John Conway

Personal information
- Full name: John Conway
- Date of birth: 11 July 1951 (age 75)
- Place of birth: Dublin, Ireland
- Position: Right winger

Senior career*
- Years: Team / Apps / (Gls)
- 1969–1971: Bohemians
- 1971–1975: Fulham / 38 / (6)
- 1975–1976: FC Winterthur
- 1975–1977: Shamrock Rovers

= John Conway (footballer, born 1951) =

Irish former footballer

John Conway (born 11 July 1951) is an Irish former footballer, who played in the 1960s and 1970s.

==Career==
John was a midfielder who played his schoolboy football for the Stella Maris
before moving on to Bohemians amongst others during his career in the League of Ireland.
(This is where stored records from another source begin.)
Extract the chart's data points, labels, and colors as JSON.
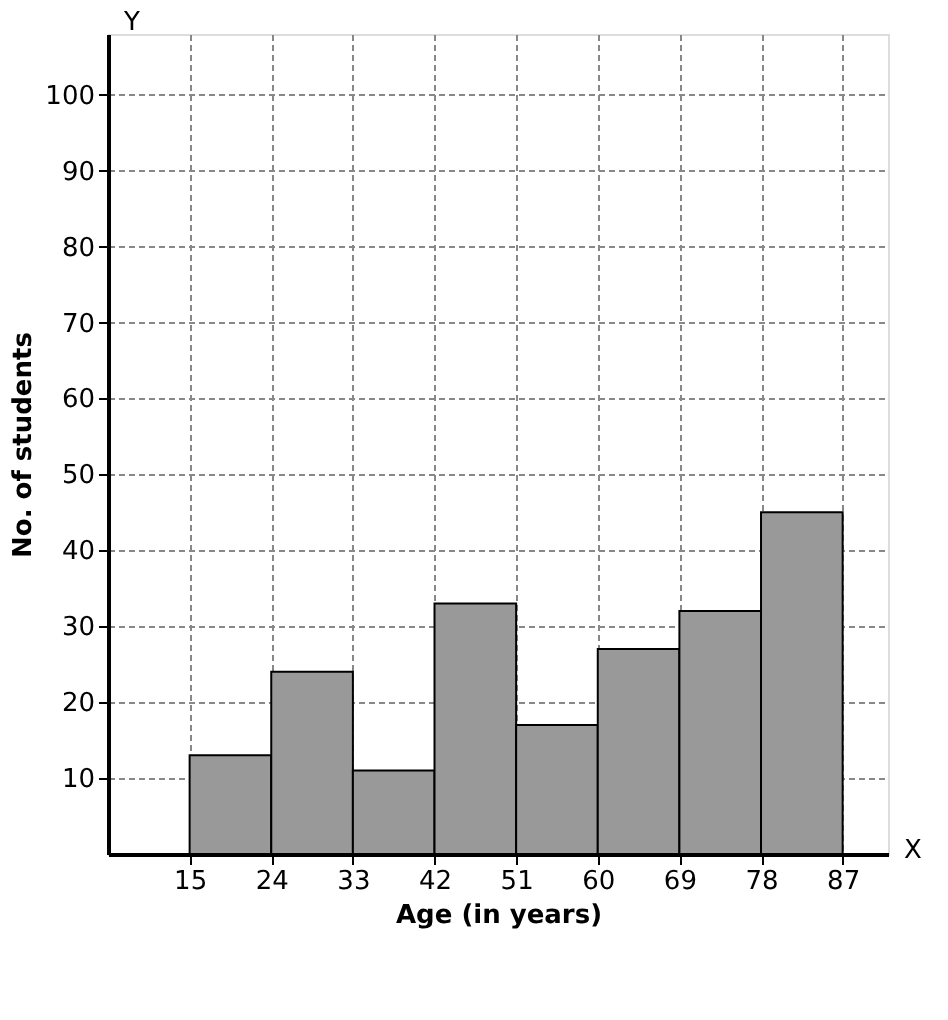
{
  "chart_data": {
    "type": "histogram",
    "xlabel": "Age (in years)",
    "ylabel": "No. of students",
    "bins": [
      15,
      24,
      33,
      42,
      51,
      60,
      69,
      78,
      87
    ],
    "values": [
      13,
      24,
      11,
      33,
      17,
      27,
      32,
      45
    ],
    "color": "#999999",
    "xlim": [
      6,
      92
    ],
    "xticks": [
      15,
      24,
      33,
      42,
      51,
      60,
      69,
      78,
      87
    ],
    "ylim": [
      0,
      108
    ],
    "yticks": [
      10,
      20,
      30,
      40,
      50,
      60,
      70,
      80,
      90,
      100
    ],
    "grid": true,
    "annotations": [
      "X",
      "Y"
    ]
  }
}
He made 2 appearances in European competition for Bohs and won the FAI Cup with the club in 1970. Between 1971 and 1975, Conway played for English side Fulham. He only played 38 league matches for Fulham, scoring six goals.

Conway then moved to Switzerland to sign for FC Winterthur. He came home to sign for Shamrock Rovers in February 1976 under manager Mick Meagan but returned to Winterthur in 1977. He retired in 1981 and now lives in Thailand.

His more famous brother Jimmy also had a spell at Bohemians before moving abroad.